The metrics data processing in Guance is divided into three layers:

  • Collection Layer: Completed by DataKit, responsible for grabbing raw metrics from sources like HOSTs, applications, MIDDLEWAREs, etc.

  • Transmission Layer: DataKit encrypts the data and sends it via HTTP/HTTPS to Guance's data center.

  • Storage and Analysis Layer: Guance cleans, stores the data, and provides visualization analysis capabilities.

Key Roles

DataKit is a lightweight agent deployed in the user's environment (analogous to Prometheus's Exporters). It directly interfaces with data sources and handles the core responsibilities of collection, pre-processing, and secure transmission.

Data Composition

A complete metrics data unit contains three core elements:

  • Measurement: The classification identifier for the data (e.g., cpu represents CPU metrics).

  • Tags: Dimensions used for filtering and grouping data (e.g., host=server01, region=cn).

  • Fields: Specific numerical metrics (e.g., usage=58.3).

For example:

cpu,host=server01,core=0 usage_user=12.3,usage_system=5.7 1690524000000000000
  • Measurement: cpu

  • Tags: host=server01, core=0 (marking the source server and CPU core)

  • Fields: usage_user=12.3 (user space CPU usage), usage_system=5.7 (system space usage)

  • Timestamp: 1690524000000000000 (2023-07-28 12:00:00 UTC)

Use Cases

Metrics data collected via DataKit can serve various critical business scenarios, helping achieve full-chain insights from technical operations to business decision-making.

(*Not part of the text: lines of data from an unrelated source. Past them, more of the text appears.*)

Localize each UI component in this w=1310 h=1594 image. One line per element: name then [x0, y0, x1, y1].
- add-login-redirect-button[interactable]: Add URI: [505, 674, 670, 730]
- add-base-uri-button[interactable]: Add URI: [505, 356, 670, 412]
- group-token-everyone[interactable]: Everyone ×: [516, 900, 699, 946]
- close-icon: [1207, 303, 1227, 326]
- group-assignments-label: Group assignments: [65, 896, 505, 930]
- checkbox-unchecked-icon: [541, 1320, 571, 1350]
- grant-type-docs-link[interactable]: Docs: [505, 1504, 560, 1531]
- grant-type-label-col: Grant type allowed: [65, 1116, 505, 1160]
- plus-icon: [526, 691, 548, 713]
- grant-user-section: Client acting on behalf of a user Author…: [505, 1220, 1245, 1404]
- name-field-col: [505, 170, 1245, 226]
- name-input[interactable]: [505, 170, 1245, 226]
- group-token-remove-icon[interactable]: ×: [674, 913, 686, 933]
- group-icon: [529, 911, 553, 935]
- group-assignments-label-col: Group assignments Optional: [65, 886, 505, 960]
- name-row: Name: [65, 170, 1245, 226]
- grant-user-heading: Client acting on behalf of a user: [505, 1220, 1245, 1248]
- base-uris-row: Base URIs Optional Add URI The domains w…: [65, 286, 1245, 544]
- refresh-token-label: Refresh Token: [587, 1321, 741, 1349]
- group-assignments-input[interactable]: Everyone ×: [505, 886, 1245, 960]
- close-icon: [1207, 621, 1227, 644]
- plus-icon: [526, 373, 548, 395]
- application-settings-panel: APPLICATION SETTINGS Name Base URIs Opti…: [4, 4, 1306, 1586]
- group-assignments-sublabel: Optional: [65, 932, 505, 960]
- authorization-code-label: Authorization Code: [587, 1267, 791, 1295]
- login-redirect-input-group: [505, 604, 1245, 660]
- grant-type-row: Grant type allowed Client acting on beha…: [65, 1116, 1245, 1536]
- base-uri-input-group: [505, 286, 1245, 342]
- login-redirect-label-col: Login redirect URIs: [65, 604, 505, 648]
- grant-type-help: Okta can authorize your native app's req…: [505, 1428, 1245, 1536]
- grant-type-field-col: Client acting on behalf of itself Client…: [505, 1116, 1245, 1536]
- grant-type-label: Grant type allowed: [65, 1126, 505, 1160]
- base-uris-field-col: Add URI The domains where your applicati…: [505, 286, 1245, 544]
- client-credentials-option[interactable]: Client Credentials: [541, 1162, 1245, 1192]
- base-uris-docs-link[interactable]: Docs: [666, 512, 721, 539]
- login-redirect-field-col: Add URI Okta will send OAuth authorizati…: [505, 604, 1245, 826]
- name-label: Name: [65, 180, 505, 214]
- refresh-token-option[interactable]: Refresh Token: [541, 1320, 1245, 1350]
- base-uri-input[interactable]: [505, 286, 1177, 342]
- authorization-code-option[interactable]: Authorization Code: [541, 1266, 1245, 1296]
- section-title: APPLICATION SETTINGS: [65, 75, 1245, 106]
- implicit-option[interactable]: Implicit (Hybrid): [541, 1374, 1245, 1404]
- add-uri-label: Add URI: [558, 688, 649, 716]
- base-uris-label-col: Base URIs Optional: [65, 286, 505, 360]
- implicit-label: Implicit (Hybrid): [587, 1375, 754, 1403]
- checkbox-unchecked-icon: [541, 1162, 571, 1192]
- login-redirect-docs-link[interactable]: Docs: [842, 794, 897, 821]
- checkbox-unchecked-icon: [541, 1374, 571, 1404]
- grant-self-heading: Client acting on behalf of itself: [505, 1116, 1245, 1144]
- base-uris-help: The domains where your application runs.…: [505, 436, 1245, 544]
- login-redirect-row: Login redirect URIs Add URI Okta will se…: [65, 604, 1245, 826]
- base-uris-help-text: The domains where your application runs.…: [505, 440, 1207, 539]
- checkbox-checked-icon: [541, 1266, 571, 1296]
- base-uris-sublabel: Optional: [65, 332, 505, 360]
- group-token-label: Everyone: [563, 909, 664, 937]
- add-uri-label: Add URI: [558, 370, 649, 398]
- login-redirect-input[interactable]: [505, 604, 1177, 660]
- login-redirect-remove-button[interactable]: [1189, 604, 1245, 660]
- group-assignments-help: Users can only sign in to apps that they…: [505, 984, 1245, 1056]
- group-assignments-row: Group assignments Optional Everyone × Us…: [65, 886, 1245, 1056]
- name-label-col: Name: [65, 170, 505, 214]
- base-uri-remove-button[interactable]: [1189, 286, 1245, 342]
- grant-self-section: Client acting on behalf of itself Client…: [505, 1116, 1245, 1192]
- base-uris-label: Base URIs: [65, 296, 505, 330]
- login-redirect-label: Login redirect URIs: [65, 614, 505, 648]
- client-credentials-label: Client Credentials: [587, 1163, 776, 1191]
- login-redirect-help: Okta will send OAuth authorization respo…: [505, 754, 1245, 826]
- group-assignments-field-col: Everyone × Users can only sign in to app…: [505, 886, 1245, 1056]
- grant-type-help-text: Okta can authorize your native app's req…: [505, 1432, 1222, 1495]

For example:

  • Business Operations Analysis: Quantify key business metrics (such as user activity, transaction success rate, feature usage rate) and correlate technical data with business outcomes;
  • Application Performance Optimization: Track service interface response time, error rates, throughput, and other performance metrics to identify performance bottlenecks in code logic or dependent services;
  • Resource Cost Control: Monitor cloud resource utilization and cost distribution to locate idle or inefficient instances;
  • Security and Compliance Management: Monitor abnormal login behavior, frequency of sensitive operations, and other security metrics to identify potential risks and trigger automated responses, meeting audit and compliance requirements.